Why am doing this is easy to answer — to make my first $100K in my coaching and publishing business.
When it comes to my skills and training as a coach, I have no doubt that I’m a PCC-level coach or higher. And my PCC certification I believe is still in my future.
My coach friends, and especially my AC community know why that’s so important and prestigious to me.
And as a writer and storyteller, I am one of the finest writers and storytellers in the world. And I say this with no modesty whatsoever.
But my skills at building a sustainable business are…well…they’re not good. And this is exactly why I’m taking this plunge and doing this boot camp, despite all the anxiety I’m swimming in right now.
But this still doesn’t answer the question, what’s my what for?
In life coach speak, a “what for” is a core answer to a question. What’s the deeper answer?
Yes, this is our profession and we deserve to get compensated for our profession and vocation. But I think only this morning did my what for come into sharper focus.
About a month ago, at my day job, we were informed of a drastic restructuring of our program. People were let go, and those who were kept on, as I was, had our roles changed. I had been a Senior Associate with my team and the defacto assistant market manager. And even at that, I felt I was not paid what I was worth for the extra responsibilities I had.
But not only was the Senior Associate role cut, so was my pay. And to top things off, I was given three additional stores that I have to serve and I do not own a car. So I’ve been getting to work by public transportation.
Flash forward to this morning.
My job assignment was Mt. Vernon, NY. And normally this has been a simple trek — I take a train from Stamford into New Rochelle, NY, and take a bus to the store. For the first few weeks of this assignment, this has been simple.
Not this morning.
The train left a little early from Stamford this morning, but oddly we got to New Rochelle slightly late. And usually, it’s a 5–8 minute wait for the bus from New Rochelle into Mt. Vernon.
I check google maps when I get to New Ro only to discover that the bus to Mt. Vernon left early! And the next one wouldn’t be for another 30 minutes. Which if I’d waited would have made me late for work.
So I take an Uber that I can’t afford just to get to the store.
Now, I discover that the pickup point for Uber is in a place where I have no idea where it is. And street signs are practically nonexistent around the train station.
I ask the security guard on the train platform where this location was.
“Buddy I got no clue. Ask one of the cabbies,” he replies in a perfect Brooklyn accent.

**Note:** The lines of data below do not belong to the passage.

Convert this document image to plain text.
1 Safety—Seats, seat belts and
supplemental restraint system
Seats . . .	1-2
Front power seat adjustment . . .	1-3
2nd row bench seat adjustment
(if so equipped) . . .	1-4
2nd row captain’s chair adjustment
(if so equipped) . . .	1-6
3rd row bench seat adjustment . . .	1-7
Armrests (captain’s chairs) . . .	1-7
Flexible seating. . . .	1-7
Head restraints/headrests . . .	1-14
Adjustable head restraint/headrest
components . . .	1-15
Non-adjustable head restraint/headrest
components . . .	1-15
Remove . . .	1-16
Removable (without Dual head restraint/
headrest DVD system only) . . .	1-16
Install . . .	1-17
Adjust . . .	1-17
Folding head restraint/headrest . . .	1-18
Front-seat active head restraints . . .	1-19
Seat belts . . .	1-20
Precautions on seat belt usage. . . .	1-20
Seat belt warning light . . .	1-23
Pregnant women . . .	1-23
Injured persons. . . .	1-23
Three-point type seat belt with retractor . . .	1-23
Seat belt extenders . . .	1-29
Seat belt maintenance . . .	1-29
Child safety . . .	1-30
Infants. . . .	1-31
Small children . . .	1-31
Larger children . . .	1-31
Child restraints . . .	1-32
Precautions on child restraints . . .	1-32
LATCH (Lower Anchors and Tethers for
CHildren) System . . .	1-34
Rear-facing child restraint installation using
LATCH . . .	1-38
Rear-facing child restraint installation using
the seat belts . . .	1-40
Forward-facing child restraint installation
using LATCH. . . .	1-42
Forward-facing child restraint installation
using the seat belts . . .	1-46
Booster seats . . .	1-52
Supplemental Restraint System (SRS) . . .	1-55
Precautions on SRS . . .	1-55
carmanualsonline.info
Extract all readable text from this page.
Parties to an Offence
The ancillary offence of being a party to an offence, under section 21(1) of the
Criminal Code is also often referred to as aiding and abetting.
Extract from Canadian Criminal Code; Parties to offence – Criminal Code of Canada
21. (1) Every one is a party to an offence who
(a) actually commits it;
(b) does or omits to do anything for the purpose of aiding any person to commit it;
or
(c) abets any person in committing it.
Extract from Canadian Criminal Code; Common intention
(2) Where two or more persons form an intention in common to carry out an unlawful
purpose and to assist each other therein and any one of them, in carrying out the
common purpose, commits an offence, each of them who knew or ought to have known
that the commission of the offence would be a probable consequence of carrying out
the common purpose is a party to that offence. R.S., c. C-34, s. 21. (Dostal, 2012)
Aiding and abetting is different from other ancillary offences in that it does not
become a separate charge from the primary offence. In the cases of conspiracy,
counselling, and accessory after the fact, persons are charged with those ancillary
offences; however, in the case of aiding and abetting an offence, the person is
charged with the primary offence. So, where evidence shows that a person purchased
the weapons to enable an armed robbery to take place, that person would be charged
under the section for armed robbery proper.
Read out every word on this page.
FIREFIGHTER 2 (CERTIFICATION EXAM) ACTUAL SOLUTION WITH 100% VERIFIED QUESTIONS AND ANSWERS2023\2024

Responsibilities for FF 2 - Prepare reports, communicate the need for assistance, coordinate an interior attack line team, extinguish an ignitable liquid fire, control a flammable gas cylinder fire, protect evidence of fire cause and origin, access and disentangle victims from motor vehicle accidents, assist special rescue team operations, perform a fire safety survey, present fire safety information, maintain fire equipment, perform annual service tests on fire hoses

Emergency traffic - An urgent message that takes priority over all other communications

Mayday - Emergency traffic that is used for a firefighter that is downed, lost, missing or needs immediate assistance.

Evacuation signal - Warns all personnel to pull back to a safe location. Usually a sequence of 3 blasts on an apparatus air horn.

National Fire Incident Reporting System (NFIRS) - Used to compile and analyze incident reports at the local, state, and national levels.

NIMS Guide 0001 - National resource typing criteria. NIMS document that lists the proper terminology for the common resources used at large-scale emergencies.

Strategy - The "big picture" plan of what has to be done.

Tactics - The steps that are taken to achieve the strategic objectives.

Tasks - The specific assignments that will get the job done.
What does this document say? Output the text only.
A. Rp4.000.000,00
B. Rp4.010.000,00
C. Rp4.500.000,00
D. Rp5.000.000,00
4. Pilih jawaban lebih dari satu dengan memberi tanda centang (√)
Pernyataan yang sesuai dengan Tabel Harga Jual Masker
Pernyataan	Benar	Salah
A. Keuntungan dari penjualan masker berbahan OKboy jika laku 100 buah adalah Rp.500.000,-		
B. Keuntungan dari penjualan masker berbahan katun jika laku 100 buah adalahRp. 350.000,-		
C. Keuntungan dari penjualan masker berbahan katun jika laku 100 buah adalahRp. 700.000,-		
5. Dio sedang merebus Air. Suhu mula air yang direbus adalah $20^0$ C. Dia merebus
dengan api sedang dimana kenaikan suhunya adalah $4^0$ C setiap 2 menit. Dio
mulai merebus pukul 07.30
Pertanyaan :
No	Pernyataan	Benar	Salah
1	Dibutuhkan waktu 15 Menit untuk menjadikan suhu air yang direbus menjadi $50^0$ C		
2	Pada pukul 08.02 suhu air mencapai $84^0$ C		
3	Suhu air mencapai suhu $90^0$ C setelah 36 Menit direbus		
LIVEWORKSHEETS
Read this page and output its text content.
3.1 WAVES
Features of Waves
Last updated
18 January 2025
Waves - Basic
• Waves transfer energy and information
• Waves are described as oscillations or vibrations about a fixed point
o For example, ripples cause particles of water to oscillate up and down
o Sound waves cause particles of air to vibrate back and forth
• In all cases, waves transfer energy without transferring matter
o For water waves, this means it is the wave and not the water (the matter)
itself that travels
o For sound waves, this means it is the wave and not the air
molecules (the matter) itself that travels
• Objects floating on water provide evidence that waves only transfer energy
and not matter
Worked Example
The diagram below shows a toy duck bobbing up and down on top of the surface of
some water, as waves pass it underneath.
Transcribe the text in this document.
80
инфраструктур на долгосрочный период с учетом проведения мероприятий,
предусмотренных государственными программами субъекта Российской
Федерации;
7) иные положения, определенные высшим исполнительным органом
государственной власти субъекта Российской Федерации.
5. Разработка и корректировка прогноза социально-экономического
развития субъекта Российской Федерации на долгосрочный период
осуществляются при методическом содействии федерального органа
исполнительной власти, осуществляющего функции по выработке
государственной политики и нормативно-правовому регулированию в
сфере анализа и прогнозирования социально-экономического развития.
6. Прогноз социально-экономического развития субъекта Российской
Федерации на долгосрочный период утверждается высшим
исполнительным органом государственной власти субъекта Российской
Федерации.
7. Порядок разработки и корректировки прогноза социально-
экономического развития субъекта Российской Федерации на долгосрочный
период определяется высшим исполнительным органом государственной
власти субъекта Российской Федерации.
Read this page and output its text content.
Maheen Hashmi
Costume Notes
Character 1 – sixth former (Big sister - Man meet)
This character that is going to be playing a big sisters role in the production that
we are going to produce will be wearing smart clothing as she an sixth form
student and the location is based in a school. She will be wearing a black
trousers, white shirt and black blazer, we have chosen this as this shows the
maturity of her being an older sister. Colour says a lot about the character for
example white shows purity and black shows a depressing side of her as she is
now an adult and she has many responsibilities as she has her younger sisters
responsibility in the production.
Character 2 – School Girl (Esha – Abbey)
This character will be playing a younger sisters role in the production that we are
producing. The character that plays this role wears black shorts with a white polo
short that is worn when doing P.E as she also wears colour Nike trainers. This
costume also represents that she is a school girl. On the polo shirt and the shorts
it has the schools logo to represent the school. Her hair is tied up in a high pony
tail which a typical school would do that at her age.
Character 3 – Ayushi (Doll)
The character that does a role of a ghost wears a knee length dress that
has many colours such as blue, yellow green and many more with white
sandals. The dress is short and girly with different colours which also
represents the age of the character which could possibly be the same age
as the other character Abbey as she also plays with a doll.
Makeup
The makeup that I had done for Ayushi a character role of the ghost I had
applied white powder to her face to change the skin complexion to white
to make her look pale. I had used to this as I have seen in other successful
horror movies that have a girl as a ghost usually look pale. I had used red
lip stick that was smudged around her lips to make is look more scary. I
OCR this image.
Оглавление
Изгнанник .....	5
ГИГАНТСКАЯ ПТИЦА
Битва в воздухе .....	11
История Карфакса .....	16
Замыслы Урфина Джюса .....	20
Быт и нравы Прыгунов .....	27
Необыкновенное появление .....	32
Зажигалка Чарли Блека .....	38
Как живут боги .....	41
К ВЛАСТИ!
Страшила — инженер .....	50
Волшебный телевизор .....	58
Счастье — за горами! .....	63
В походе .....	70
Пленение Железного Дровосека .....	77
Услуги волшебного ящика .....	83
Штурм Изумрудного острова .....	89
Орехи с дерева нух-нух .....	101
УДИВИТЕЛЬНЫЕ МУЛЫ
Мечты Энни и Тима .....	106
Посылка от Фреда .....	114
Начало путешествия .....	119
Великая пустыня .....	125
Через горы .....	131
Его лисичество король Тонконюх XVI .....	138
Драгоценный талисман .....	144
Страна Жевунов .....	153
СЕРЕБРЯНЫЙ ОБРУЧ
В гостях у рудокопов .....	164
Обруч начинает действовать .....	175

So I go outside and ask the idling taxi driver where this location was. And he pointed me straight there. Over a pedestrian overpass and onto a one-way street. Maybe 500 feet from the train station parking lot but might as well have been a mile away.
As I’m in the Uber, I ask myself a pretty pointed question:
“Just what in the blue hell am I doing here?”
I have no freedom in my life. I desperately want to be at home with my dog Pete and watch the Braves and Rays play a baseball game.
But instead of that, I’m standing here at a Best Buy store I still don’t know well yet, writing this blog.
My what for with this boot camp, despite the sleepless nights, the fear, and the raging doubt I believe is simple: I’m taking back control of my story!
I want the pen I use to write my life story back! I want it back dammit!
One of the stops my train makes is in my old town of Port Chester, New York. And right across from the PC train station is one of my favorite locations in the world — the Capitol Theatre. Some of the finest concerts I have ever seen in my life have been on her stage. I have barely the time nor the money to afford to go to some of those shows. That must change because my soul comes alive when I’m in the presence of live music. Heck, I wrote a book about that!
My Braves pay a visit to Yankee Stadium later this season. I’d love to see this magical team play a game at that beautiful ballpark.
I haven’t visited friends and family back home in Alabama in almost six years. I owe Ivy the biggest and longest hug!
One of my teammates in this boot camp program has a saying about having a J.O.B. He calls it “Just Over Broke.”
No more!
I’m taking my story back! And that’s my what for!